Não percebi, no entanto, aquela mensagem.

Um pouco depois, outra amiga, outra mensagem, Ana, estás acordada? O Miguel morreu. Demorei a perceber. Levantei-me a correr da leitura que há horas, comodamente, me transportava, sentei-me em frente ao computador e abri o e-mail. Datada de há umas horas, lá estava a notícia que eu não vira atempadamente. Li as lágrimas e a dor da Catarina naquelas únicas quatro palavras que compunham a mensagem que enviara: Adeus Miguel, meu Miguel.

As quatro palavras que anunciavam que o Miguel partira. As quatro palavras que sintetizavam os últimos doze anos de vida do Miguel: o Miguel, o Miguel da Catarina.

Quem com ele conviveu na última década de vida sabe o quanto o Miguel não separou o seu sempre amor revolucionário, do seu sempre amor pela Catarina. Todos os artigos, ensaios, livros, realizados nos últimos doze anos foram escritos, pensados, produzidos, ao lado daquela a quem o Miguel constantemente acariciava com palavras, a quem o Miguel repetidamente, na presença de quem com ele estivesse, relembrava o seu inquebrantável amor, aquela que apaixonadamente o acompanhou nas suas últimas, e tão intensamente vividas, caminhadas pelo mundo. Catarina que lhe trouxera, como Miguel o escrevera, a memória "absurdamente presente" do Amor "em todas as suas vertentes, em patamares que tinha por inatingíveis".
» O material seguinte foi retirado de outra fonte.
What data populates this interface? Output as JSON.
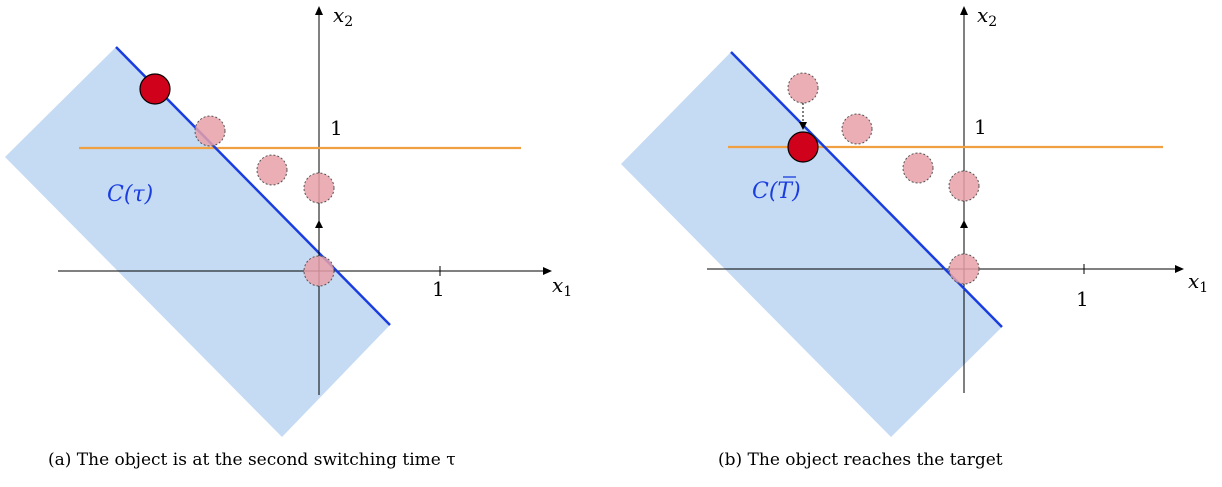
{
  "panel_a": {
    "x1_label": "x",
    "x1_sub": "1",
    "x2_label": "x",
    "x2_sub": "2",
    "tick_x": "1",
    "tick_y": "1",
    "region_label": "C(τ)",
    "caption": "(a) The object is at the second switching time τ"
  },
  "panel_b": {
    "x1_label": "x",
    "x1_sub": "1",
    "x2_label": "x",
    "x2_sub": "2",
    "tick_x": "1",
    "tick_y": "1",
    "region_label_pre": "C(",
    "region_label_t": "T",
    "region_label_post": ")",
    "caption": "(b) The object reaches the target"
  },
  "colors": {
    "region_fill": "#c5daf3",
    "boundary_line": "#1a3de0",
    "target_line": "#f0a040",
    "object": "#d0021b",
    "ghost": "#e8a0a8",
    "region_text": "#1a3de0"
  }
}
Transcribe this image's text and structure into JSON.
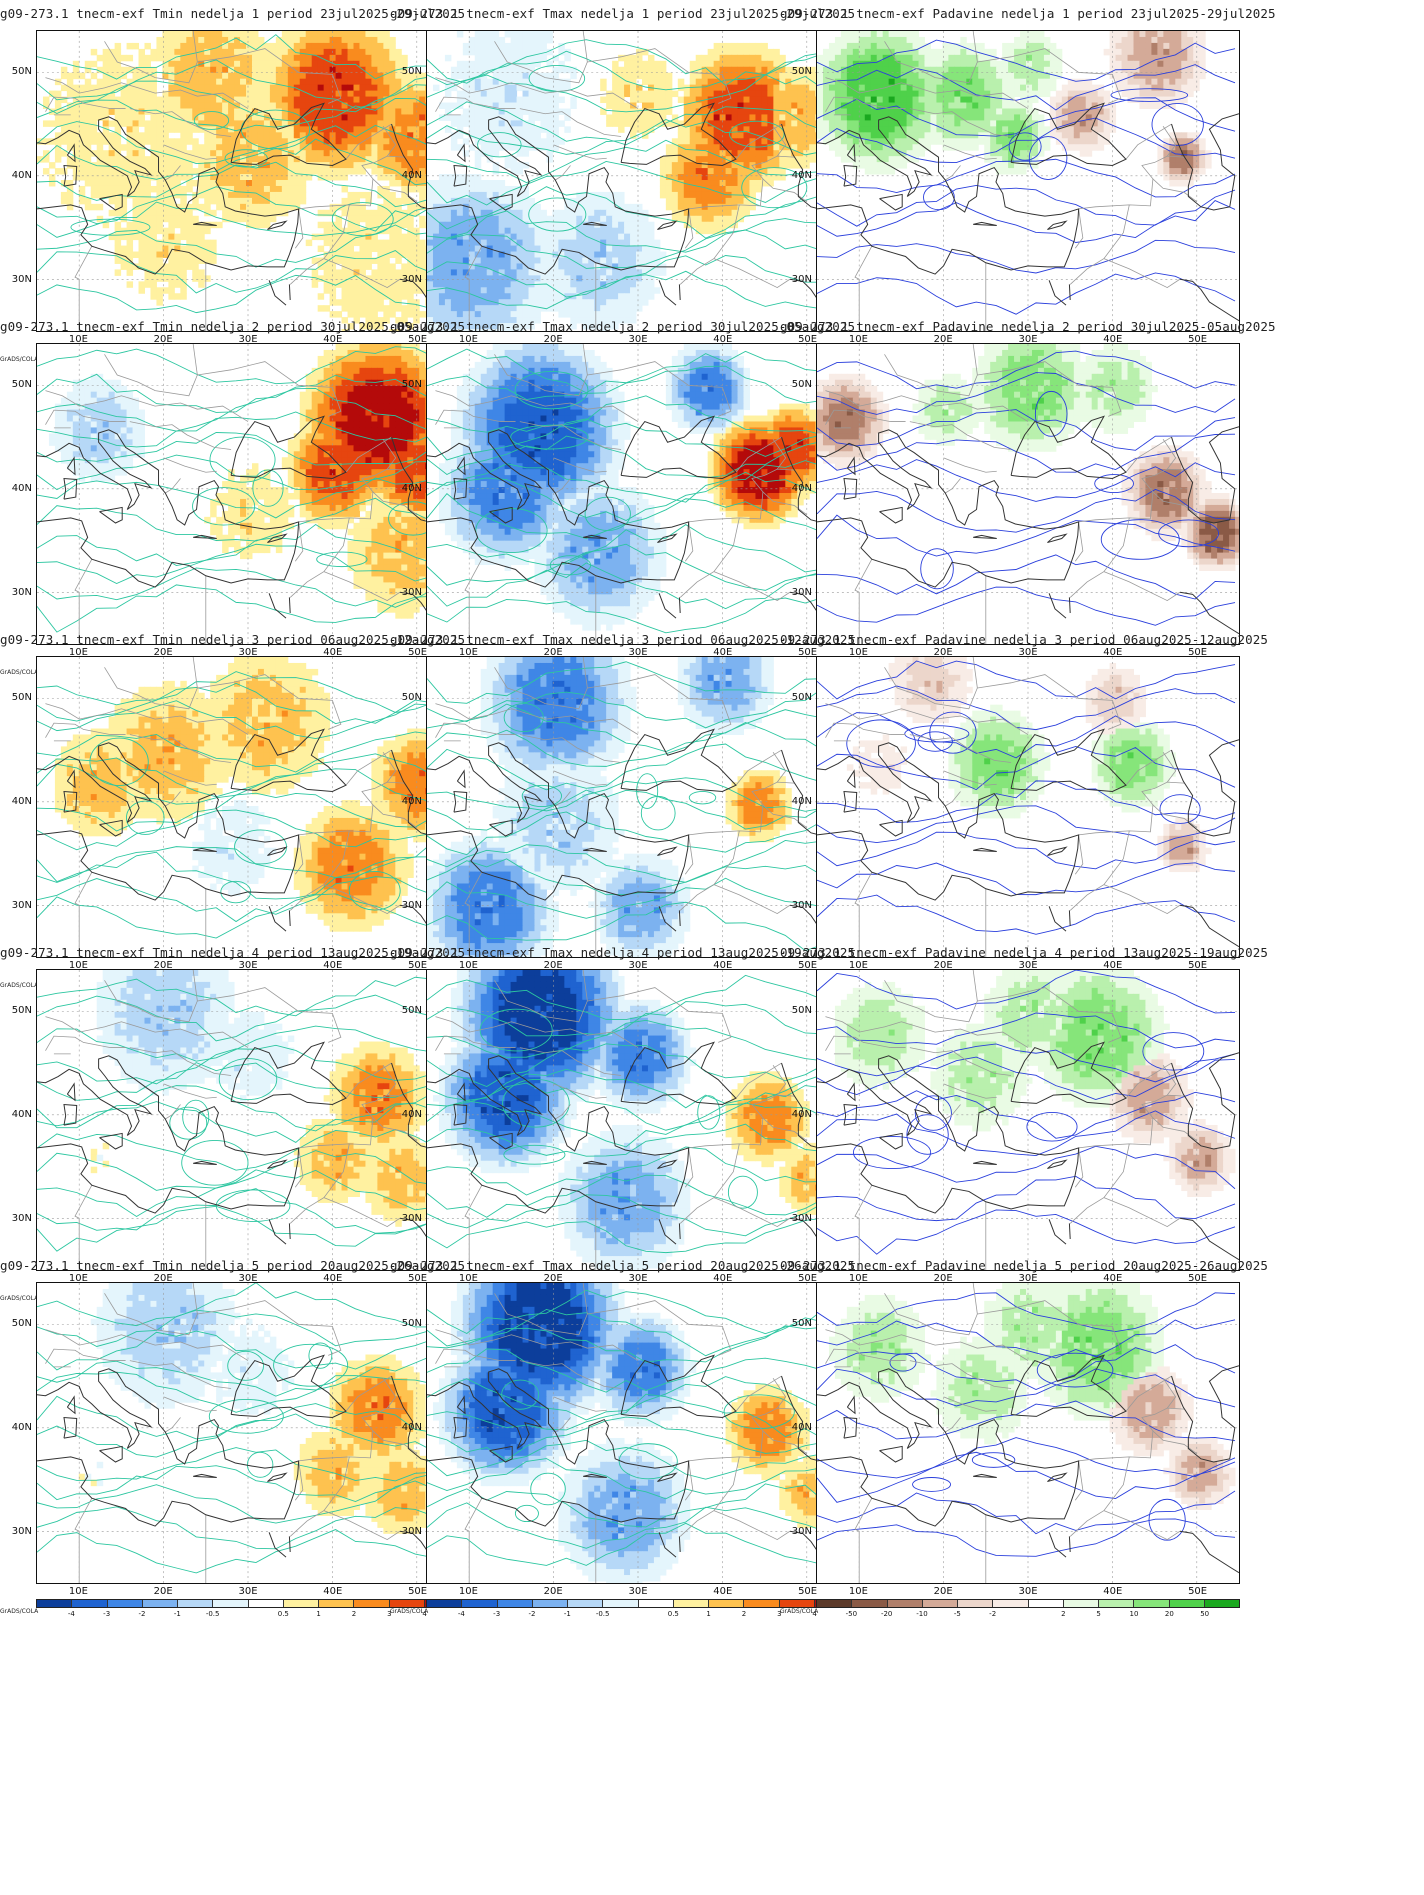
{
  "footer_credit": "GrADS/COLA",
  "axes": {
    "x_ticks": [
      "10E",
      "20E",
      "30E",
      "40E",
      "50E"
    ],
    "y_ticks": [
      "50N",
      "40N",
      "30N"
    ],
    "lon_range": [
      5,
      55
    ],
    "lat_range": [
      25,
      54
    ]
  },
  "legends": {
    "temp": {
      "labels": [
        "-4",
        "-3",
        "-2",
        "-1",
        "-0.5",
        "0.5",
        "1",
        "2",
        "3",
        "4"
      ],
      "colors": [
        "#0c3e9b",
        "#1f63d0",
        "#3f86e6",
        "#7cb2f0",
        "#b6d8f7",
        "#e4f5fc",
        "#ffffff",
        "#fff1a0",
        "#fec24f",
        "#f98b1e",
        "#e6450f",
        "#b40a0a"
      ]
    },
    "precip": {
      "labels": [
        "-50",
        "-20",
        "-10",
        "-5",
        "-2",
        "2",
        "5",
        "10",
        "20",
        "50"
      ],
      "colors": [
        "#5c3a2a",
        "#8a5a46",
        "#b07f6a",
        "#d4aa98",
        "#ecd6cb",
        "#f8ece6",
        "#ffffff",
        "#e9fbe4",
        "#b9f0ad",
        "#86e57a",
        "#4fd14a",
        "#1aa81f"
      ]
    }
  },
  "panels": [
    {
      "title": "g09-273.1 tnecm-exf Tmin nedelja 1 period 23jul2025-29jul2025",
      "kind": "temp",
      "field": "warm-strong"
    },
    {
      "title": "g09-273.1 tnecm-exf Tmax nedelja 1 period 23jul2025-29jul2025",
      "kind": "temp",
      "field": "mixed-warm"
    },
    {
      "title": "g09-273.1 tnecm-exf Padavine nedelja 1 period 23jul2025-29jul2025",
      "kind": "precip",
      "field": "wet-west"
    },
    {
      "title": "g09-273.1 tnecm-exf Tmin nedelja 2 period 30jul2025-05aug2025",
      "kind": "temp",
      "field": "warm-east"
    },
    {
      "title": "g09-273.1 tnecm-exf Tmax nedelja 2 period 30jul2025-05aug2025",
      "kind": "temp",
      "field": "cold-west"
    },
    {
      "title": "g09-273.1 tnecm-exf Padavine nedelja 2 period 30jul2025-05aug2025",
      "kind": "precip",
      "field": "dry-west"
    },
    {
      "title": "g09-273.1 tnecm-exf Tmin nedelja 3 period 06aug2025-12aug2025",
      "kind": "temp",
      "field": "warm-mod"
    },
    {
      "title": "g09-273.1 tnecm-exf Tmax nedelja 3 period 06aug2025-12aug2025",
      "kind": "temp",
      "field": "cold-mod"
    },
    {
      "title": "09-273.1 tnecm-exf Padavine nedelja 3 period 06aug2025-12aug2025",
      "kind": "precip",
      "field": "mixed"
    },
    {
      "title": "g09-273.1 tnecm-exf Tmin nedelja 4 period 13aug2025-19aug2025",
      "kind": "temp",
      "field": "cool-north"
    },
    {
      "title": "g09-273.1 tnecm-exf Tmax nedelja 4 period 13aug2025-19aug2025",
      "kind": "temp",
      "field": "cold-strong"
    },
    {
      "title": "09-273.1 tnecm-exf Padavine nedelja 4 period 13aug2025-19aug2025",
      "kind": "precip",
      "field": "wet-east"
    },
    {
      "title": "g09-273.1 tnecm-exf Tmin nedelja 5 period 20aug2025-26aug2025",
      "kind": "temp",
      "field": "cool-north"
    },
    {
      "title": "g09-273.1 tnecm-exf Tmax nedelja 5 period 20aug2025-26aug2025",
      "kind": "temp",
      "field": "cold-strong"
    },
    {
      "title": "09-273.1 tnecm-exf Padavine nedelja 5 period 20aug2025-26aug2025",
      "kind": "precip",
      "field": "wet-east"
    }
  ]
}
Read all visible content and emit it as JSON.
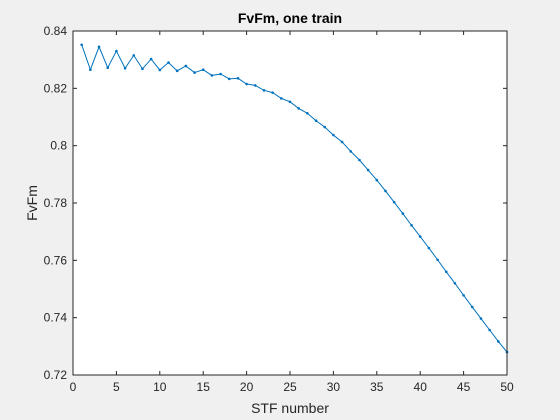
{
  "chart_data": {
    "type": "line",
    "title": "FvFm, one train",
    "xlabel": "STF number",
    "ylabel": "FvFm",
    "xlim": [
      0,
      50
    ],
    "ylim": [
      0.72,
      0.84
    ],
    "xticks": [
      0,
      5,
      10,
      15,
      20,
      25,
      30,
      35,
      40,
      45,
      50
    ],
    "yticks": [
      0.72,
      0.74,
      0.76,
      0.78,
      0.8,
      0.82,
      0.84
    ],
    "ytick_labels": [
      "0.72",
      "0.74",
      "0.76",
      "0.78",
      "0.8",
      "0.82",
      "0.84"
    ],
    "grid": false,
    "line_color": "#0072BD",
    "marker": "dot",
    "series": [
      {
        "x": [
          1,
          2,
          3,
          4,
          5,
          6,
          7,
          8,
          9,
          10,
          11,
          12,
          13,
          14,
          15,
          16,
          17,
          18,
          19,
          20,
          21,
          22,
          23,
          24,
          25,
          26,
          27,
          28,
          29,
          30,
          31,
          32,
          33,
          34,
          35,
          36,
          37,
          38,
          39,
          40,
          41,
          42,
          43,
          44,
          45,
          46,
          47,
          48,
          49,
          50
        ],
        "y": [
          0.8352,
          0.8265,
          0.8345,
          0.8272,
          0.833,
          0.827,
          0.8315,
          0.8268,
          0.8302,
          0.8264,
          0.829,
          0.8261,
          0.8278,
          0.8255,
          0.8265,
          0.8245,
          0.825,
          0.8233,
          0.8235,
          0.8215,
          0.821,
          0.8193,
          0.8185,
          0.8165,
          0.8153,
          0.813,
          0.8113,
          0.8087,
          0.8065,
          0.8037,
          0.8013,
          0.798,
          0.795,
          0.7915,
          0.788,
          0.7842,
          0.7803,
          0.7763,
          0.7722,
          0.7683,
          0.7643,
          0.7602,
          0.756,
          0.752,
          0.7478,
          0.7437,
          0.7397,
          0.7357,
          0.7317,
          0.728
        ]
      }
    ]
  }
}
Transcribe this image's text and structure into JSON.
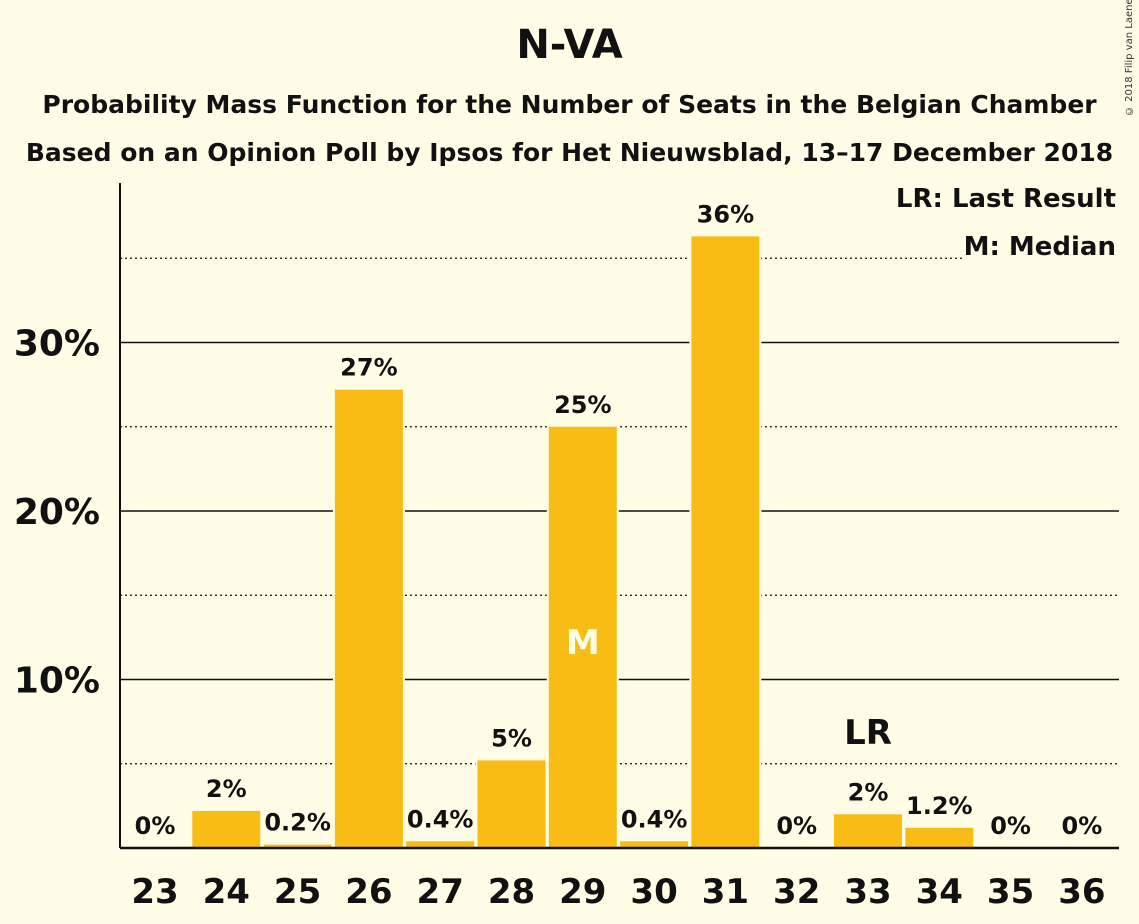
{
  "title": "N-VA",
  "subtitle": "Probability Mass Function for the Number of Seats in the Belgian Chamber",
  "subtitle2": "Based on an Opinion Poll by Ipsos for Het Nieuwsblad, 13–17 December 2018",
  "copyright": "© 2018 Filip van Laenen",
  "legend": {
    "last_result": "LR: Last Result",
    "median": "M: Median"
  },
  "colors": {
    "bar": "#f9bc15",
    "background": "#fffde6",
    "median_label": "#fffde6"
  },
  "chart_data": {
    "type": "bar",
    "categories": [
      "23",
      "24",
      "25",
      "26",
      "27",
      "28",
      "29",
      "30",
      "31",
      "32",
      "33",
      "34",
      "35",
      "36"
    ],
    "values": [
      0,
      2.2,
      0.2,
      27.2,
      0.4,
      5.2,
      25.0,
      0.4,
      36.3,
      0,
      2.0,
      1.2,
      0,
      0
    ],
    "labels": [
      "0%",
      "2%",
      "0.2%",
      "27%",
      "0.4%",
      "5%",
      "25%",
      "0.4%",
      "36%",
      "0%",
      "2%",
      "1.2%",
      "0%",
      "0%"
    ],
    "yticks": [
      10,
      20,
      30
    ],
    "ytick_labels": [
      "10%",
      "20%",
      "30%"
    ],
    "minor_gridlines": [
      5,
      15,
      25,
      35
    ],
    "ylim": [
      0,
      39.3
    ],
    "median": {
      "category": "29",
      "label": "M"
    },
    "last_result": {
      "category": "33",
      "label": "LR"
    },
    "grid": true,
    "legend_position": "top-right"
  }
}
Como a tantas diferentes gerações que abraçaram a luta por um mundo sem exploradores nem explorados, fora o Miguel que me abrira as portas da América latina e do Oriente médio, através das palavras que, no Brasil, primeiro, em Portugal e Cuba, depois, deixara para sempre impressas.

Não sabia, ainda jovem adulta, que o Miguel viria a fazer parte integrante da minha vida. Não imaginava a amizade que com ele viria a partilhar. Desconhecia ainda a importância que ele teria em escolhas que me conduziriam por intensos territórios de luta e que me fariam abdicar de caminhos que confortavelmente poderiam ser vividos. O Miguel foi fundamental na escolha que me levaria pelos trilhos e pela intimidade da luta sul-americana. O Miguel. Não apenas o Miguel, mas também aquela mulher, sua companheira, comunista, que com ele compartiria os últimos 12 anos de vida. A Catarina.

E tudo começaria na sua querida cidade de Serpa. E estender-se-ia para além das fronteiras portuguesas.

Sem o impulso e palavras do Miguel, tampouco teria experimentado as letras e análises de conjunturas que, desde o seu encontro, fui crescentemente escrevinhando. Guardei todas as palavras de alento e de críticas que tão honestamente sempre escrevia. Guardei as também sempre presentes palavras de amizade e de carinho que acompanhavam mesmo as críticas mais ferozes.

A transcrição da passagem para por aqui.